Eruptions at Macdonald include phreatic and phreatomagmatic activity which led to the formation of lapilli and lava bombs and also to the hydrophone signals, but also effusive eruptions forming lava flows. Volcanic activity is not steady, with prolonged pauses observed between eruptions. Macdonald seamount is among the most active submarine volcanoes in the world, and the most active on the floor of the Pacific Ocean.

Radiometric dating of rocks dredged from Macdonald has yielded two separate clusters of ages, one less than two million years old and the second about 30 million years.

=== 1989 events ===
Several eruptions occurred in 1989 when a scientific expedition was underway on the seamount. These eruptions were accompanied by the discolouration of the water over 1 mile of length, the release of burning hydrogen and hydrogen sulfide accompanied by the formation of a plume of hydrothermally altered water. The submarine Cyana observed activity directly in one summit crater in the form of intense bubbling, while steam and water fountains were seen on the ocean surface.

Grey-coloured slicks developed on the ocean surface, which were formed by pyrite, sulfur and volcanic glass plus smaller amounts of cinnabar, cubatine and quenstedtite. The events caused changes in the pH of the water on the seamount and increased methane concentrations.

=== Future birth of an island ===
Macdonald likely formed as an island during the Last Glacial Maximum when sea level was lower, and future eruptions at Macdonald may lead to the birth of an island even with present-day sea levels. Such an eruption would have to be fairly large and continuous, otherwise the resulting island will likely be eroded away quickly. Depending on how quickly erosion and other factors reduce its size, such an island will likely be temporary.

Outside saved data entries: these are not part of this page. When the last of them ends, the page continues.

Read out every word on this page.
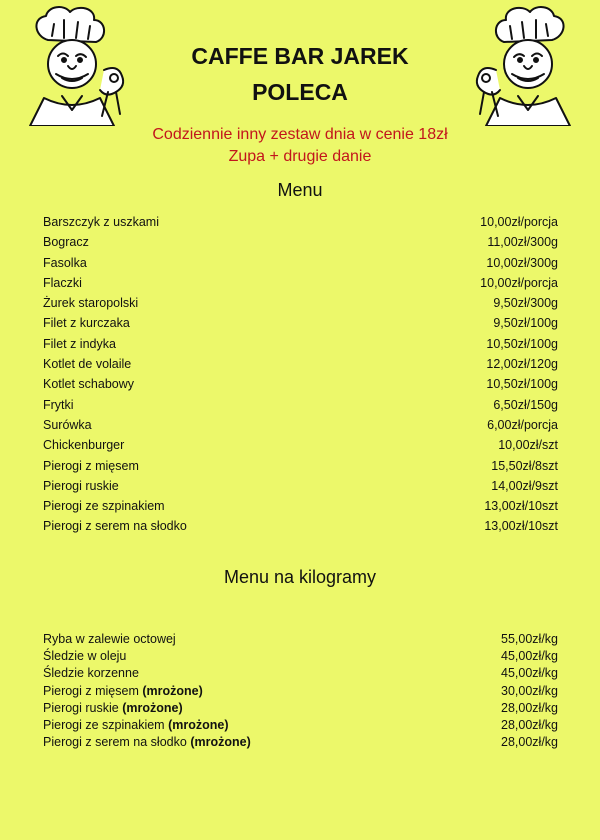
CAFFE BAR JAREK
POLECA
Codziennie inny zestaw dnia w cenie 18zł
Zupa + drugie danie
Menu
Barszczyk z uszkami	10,00zł/porcja
Bogracz	11,00zł/300g
Fasolka	10,00zł/300g
Flaczki	10,00zł/porcja
Żurek staropolski	9,50zł/300g
Filet z kurczaka	9,50zł/100g
Filet z indyka	10,50zł/100g
Kotlet de volaile	12,00zł/120g
Kotlet schabowy	10,50zł/100g
Frytki	6,50zł/150g
Surówka	6,00zł/porcja
Chickenburger	10,00zł/szt
Pierogi z mięsem	15,50zł/8szt
Pierogi ruskie	14,00zł/9szt
Pierogi ze szpinakiem	13,00zł/10szt
Pierogi z serem na słodko	13,00zł/10szt
Menu na kilogramy
Ryba w zalewie octowej	55,00zł/kg
Śledzie w oleju	45,00zł/kg
Śledzie korzenne	45,00zł/kg
Pierogi z mięsem (mrożone)	30,00zł/kg
Pierogi ruskie (mrożone)	28,00zł/kg
Pierogi ze szpinakiem (mrożone)	28,00zł/kg
Pierogi z serem na słodko (mrożone)	28,00zł/kg
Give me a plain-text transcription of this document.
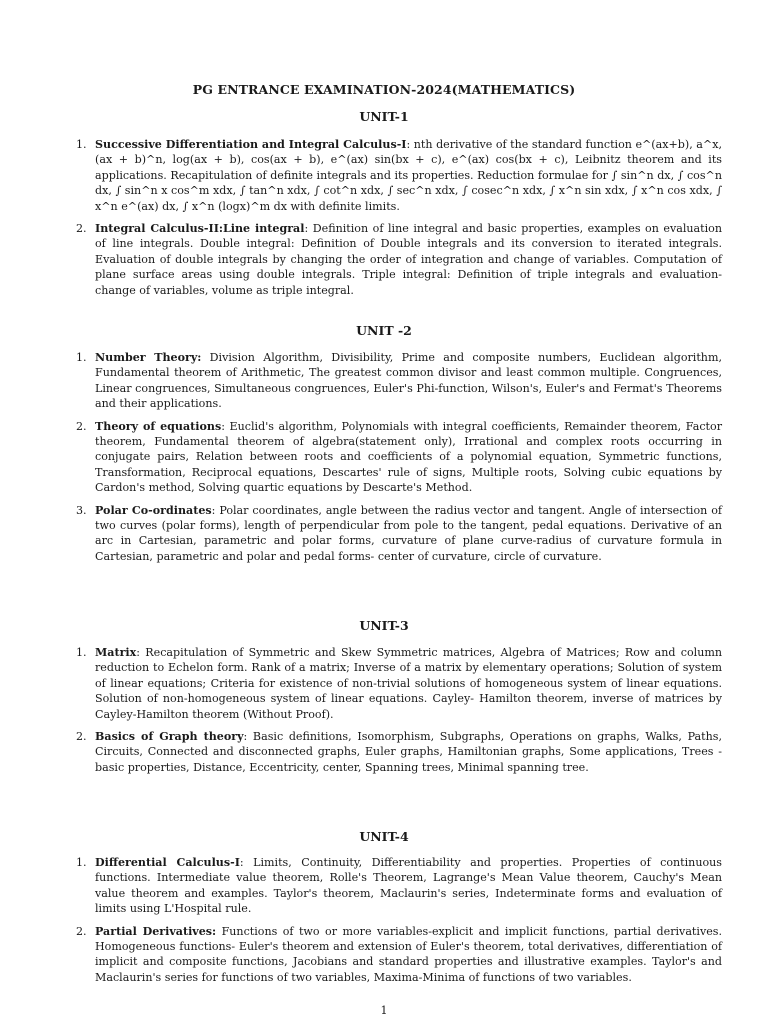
PG ENTRANCE EXAMINATION-2024(MATHEMATICS)
UNIT-1
1. Successive Differentiation and Integral Calculus-I: nth derivative of the standard function e^(ax+b), a^x, (ax + b)^n, log(ax + b), cos(ax + b), e^(ax) sin(bx + c), e^(ax) cos(bx + c), Leibnitz theorem and its applications. Recapitulation of definite integrals and its properties. Reduction formulae for ∫ sin^n dx, ∫ cos^n dx, ∫ sin^n x cos^m xdx, ∫ tan^n xdx, ∫ cot^n xdx, ∫ sec^n xdx, ∫ cosec^n xdx, ∫ x^n sin xdx, ∫ x^n cos xdx, ∫ x^n e^(ax) dx, ∫ x^n (logx)^m dx with definite limits.
2. Integral Calculus-II:Line integral: Definition of line integral and basic properties, examples on evaluation of line integrals. Double integral: Definition of Double integrals and its conversion to iterated integrals. Evaluation of double integrals by changing the order of integration and change of variables. Computation of plane surface areas using double integrals. Triple integral: Definition of triple integrals and evaluation- change of variables, volume as triple integral.
UNIT -2
1. Number Theory: Division Algorithm, Divisibility, Prime and composite numbers, Euclidean algorithm, Fundamental theorem of Arithmetic, The greatest common divisor and least common multiple. Congruences, Linear congruences, Simultaneous congruences, Euler's Phi-function, Wilson's, Euler's and Fermat's Theorems and their applications.
2. Theory of equations: Euclid's algorithm, Polynomials with integral coefficients, Remainder theorem, Factor theorem, Fundamental theorem of algebra(statement only), Irrational and complex roots occurring in conjugate pairs, Relation between roots and coefficients of a polynomial equation, Symmetric functions, Transformation, Reciprocal equations, Descartes' rule of signs, Multiple roots, Solving cubic equations by Cardon's method, Solving quartic equations by Descarte's Method.
3. Polar Co-ordinates: Polar coordinates, angle between the radius vector and tangent. Angle of intersection of two curves (polar forms), length of perpendicular from pole to the tangent, pedal equations. Derivative of an arc in Cartesian, parametric and polar forms, curvature of plane curve-radius of curvature formula in Cartesian, parametric and polar and pedal forms- center of curvature, circle of curvature.
UNIT-3
1. Matrix: Recapitulation of Symmetric and Skew Symmetric matrices, Algebra of Matrices; Row and column reduction to Echelon form. Rank of a matrix; Inverse of a matrix by elementary operations; Solution of system of linear equations; Criteria for existence of non-trivial solutions of homogeneous system of linear equations. Solution of non-homogeneous system of linear equations. Cayley- Hamilton theorem, inverse of matrices by Cayley-Hamilton theorem (Without Proof).
2. Basics of Graph theory: Basic definitions, Isomorphism, Subgraphs, Operations on graphs, Walks, Paths, Circuits, Connected and disconnected graphs, Euler graphs, Hamiltonian graphs, Some applications, Trees - basic properties, Distance, Eccentricity, center, Spanning trees, Minimal spanning tree.
UNIT-4
1. Differential Calculus-I: Limits, Continuity, Differentiability and properties. Properties of continuous functions. Intermediate value theorem, Rolle's Theorem, Lagrange's Mean Value theorem, Cauchy's Mean value theorem and examples. Taylor's theorem, Maclaurin's series, Indeterminate forms and evaluation of limits using L'Hospital rule.
2. Partial Derivatives: Functions of two or more variables-explicit and implicit functions, partial derivatives. Homogeneous functions- Euler's theorem and extension of Euler's theorem, total derivatives, differentiation of implicit and composite functions, Jacobians and standard properties and illustrative examples. Taylor's and Maclaurin's series for functions of two variables, Maxima-Minima of functions of two variables.
1
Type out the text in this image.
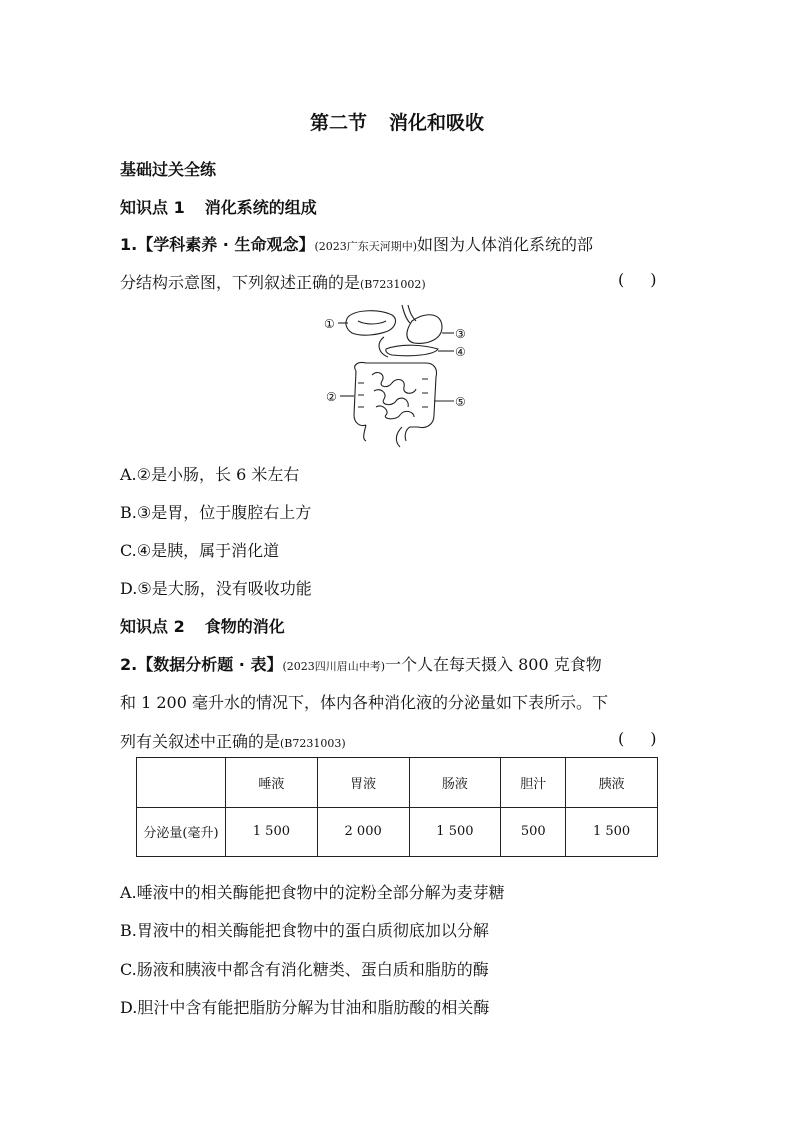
第二节 消化和吸收
基础过关全练
知识点 1 消化系统的组成
1.【学科素养 · 生命观念】(2023广东天河期中)如图为人体消化系统的部
分结构示意图，下列叙述正确的是(B7231002)	( )
①
②
③
④
⑤
A.②是小肠，长 6 米左右
B.③是胃，位于腹腔右上方
C.④是胰，属于消化道
D.⑤是大肠，没有吸收功能
知识点 2 食物的消化
2.【数据分析题 · 表】(2023四川眉山中考)一个人在每天摄入 800 克食物
和 1 200 毫升水的情况下，体内各种消化液的分泌量如下表所示。下
列有关叙述中正确的是(B7231003)	( )
	唾液	胃液	肠液	胆汁	胰液
分泌量(毫升)	1 500	2 000	1 500	500	1 500
A.唾液中的相关酶能把食物中的淀粉全部分解为麦芽糖
B.胃液中的相关酶能把食物中的蛋白质彻底加以分解
C.肠液和胰液中都含有消化糖类、蛋白质和脂肪的酶
D.胆汁中含有能把脂肪分解为甘油和脂肪酸的相关酶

=== Hydrothermal system ===
Macdonald seamount is hydrothermally active, with several hydrothermal vents inferred to exist on the western flank. A 2–3 m wide eruption fissure was observed to be hydrothermally active in 1989. Further, the volcano releases gases including carbon dioxide, methane and sulfur dioxide. Such release occurs in the summit area in the so-called "Champagne Field", but also from a second crater at 2000 m depth in the southeastern flank. Macdonald volcano may be a major source of heavy metals for the area. The methane appears to be partially of biological origin and partly abiogenic.

== Biology ==
Hyperthermophilic bacteria have been found on Macdonald, including Archaeoglobus, Pyrococcus, Pyrodictium and Thermococcus as well as previously undescribed species. These bacterial communities contain both hydrogen- or sulfur- consuming autotrophs and heterotrophs and appear to be capable of long-range propagation, considering that relatives of the species found are known from Vulcano in Italy.

Aside from hyperthermophiles, craniids, corals, polynoids and sponges have been found in the summit area of Macdonald.